Play around with the colors and scales for your needs. For some reason, (currently) Photoshop can scale your .pat files at 100%, or 50%. I have no idea why (if anyone knows the answer please share your wisdom), but any other percentage that does not fit this perfectly looks horrible and blurry. But luckily, the designer of these glitter patterns included images of glitter at different zooms. It might take some time to figure out which color and scale, at either 100% or 50% works best for your final output. Always judge your layer styles by final output! My example is 1200x1200 if you are wondering/following my numbers.
Congrats! you have glitter! ... but not glue yet.

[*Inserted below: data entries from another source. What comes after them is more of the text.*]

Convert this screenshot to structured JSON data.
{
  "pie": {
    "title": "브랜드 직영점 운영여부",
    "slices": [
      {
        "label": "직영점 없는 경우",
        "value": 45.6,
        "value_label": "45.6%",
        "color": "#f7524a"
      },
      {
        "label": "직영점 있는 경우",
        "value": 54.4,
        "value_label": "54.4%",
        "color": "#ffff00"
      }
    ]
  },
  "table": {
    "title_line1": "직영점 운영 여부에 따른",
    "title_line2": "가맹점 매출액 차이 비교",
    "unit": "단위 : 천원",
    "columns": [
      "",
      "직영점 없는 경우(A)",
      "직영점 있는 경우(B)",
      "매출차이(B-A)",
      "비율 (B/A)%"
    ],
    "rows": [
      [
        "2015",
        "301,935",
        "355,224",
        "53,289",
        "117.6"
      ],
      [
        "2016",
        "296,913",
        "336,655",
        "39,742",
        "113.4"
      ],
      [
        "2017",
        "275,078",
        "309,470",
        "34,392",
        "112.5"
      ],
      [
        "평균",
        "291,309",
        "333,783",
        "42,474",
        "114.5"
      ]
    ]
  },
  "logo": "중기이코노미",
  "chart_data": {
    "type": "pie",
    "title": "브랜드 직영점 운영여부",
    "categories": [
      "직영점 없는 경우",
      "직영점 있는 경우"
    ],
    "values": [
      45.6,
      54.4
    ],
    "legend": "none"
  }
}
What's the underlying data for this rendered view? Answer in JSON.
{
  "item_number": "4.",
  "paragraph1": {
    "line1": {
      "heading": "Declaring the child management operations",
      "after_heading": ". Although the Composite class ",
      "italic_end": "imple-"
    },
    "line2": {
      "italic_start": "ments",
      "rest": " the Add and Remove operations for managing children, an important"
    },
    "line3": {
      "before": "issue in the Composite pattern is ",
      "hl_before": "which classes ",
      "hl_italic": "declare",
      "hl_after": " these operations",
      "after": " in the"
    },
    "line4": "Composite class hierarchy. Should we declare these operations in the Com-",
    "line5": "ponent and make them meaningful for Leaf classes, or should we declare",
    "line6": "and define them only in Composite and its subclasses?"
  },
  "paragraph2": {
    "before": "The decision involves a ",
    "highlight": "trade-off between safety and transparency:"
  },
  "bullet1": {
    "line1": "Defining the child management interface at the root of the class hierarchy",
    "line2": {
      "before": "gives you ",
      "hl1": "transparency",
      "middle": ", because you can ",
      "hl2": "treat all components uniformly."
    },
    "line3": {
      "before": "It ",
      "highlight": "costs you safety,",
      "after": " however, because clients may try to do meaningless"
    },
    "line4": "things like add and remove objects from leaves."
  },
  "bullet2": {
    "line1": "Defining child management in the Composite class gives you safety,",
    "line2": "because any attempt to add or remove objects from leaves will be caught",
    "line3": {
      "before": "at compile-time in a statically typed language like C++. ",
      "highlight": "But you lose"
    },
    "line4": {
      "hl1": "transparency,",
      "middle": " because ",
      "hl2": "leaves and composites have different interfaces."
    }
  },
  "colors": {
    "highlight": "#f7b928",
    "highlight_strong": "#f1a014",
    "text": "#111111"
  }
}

4. We're going to add highlights/shading to give the illusion this is glue. To do this, we're going to use good ol' Bevel & Emboss. This part of the layer style modal can be frightening with its ability to create the kind of "late 80's uber-intense we're using computers now so lets show off the effects we can do with them" styles. BUT, it's all about subtlety here, and using the lowest settings we can to achieve the look.
Make sure your highlights are overlaid as "Normal" - this is the most important part! This is how we achieve the glossed over glue style, and we luck out with this feature.
This step also takes some playing around and testing to see what works best at your scale. Remember at default settings, Photoshop's layer styles do not scale! So work at the final size (or higher if you will end up converting it to a smart object).
Below are my numbers (for a 1200 x 1200 canvas):
I also recommend a very subtle drop shadow. Pay attention to the tapered edges you made when judging. Essentially we don't want this shadow to be even noticed, it should enhance the illusion without it being super clear why.
Here are my numbers for my drop shadow:
5. We're basically there! At this point I like to adjust the original drawing if it needs. For example, I felt my tapered edges needed to be even thinner after seeing the glitter glue texture on, so I used the eraser tool with no feather to adjust. You can add and adjust freely to this layer, the styles of course will stay the same.
CONGRATS! You've successfully made some glitter glue with no mess to your home.
If anyone uses this technique for a project I'd love to see what you've made.
Adding glitter glue is so much fun, even if its just for a personal art project. Hope this helped or inspired you do make something!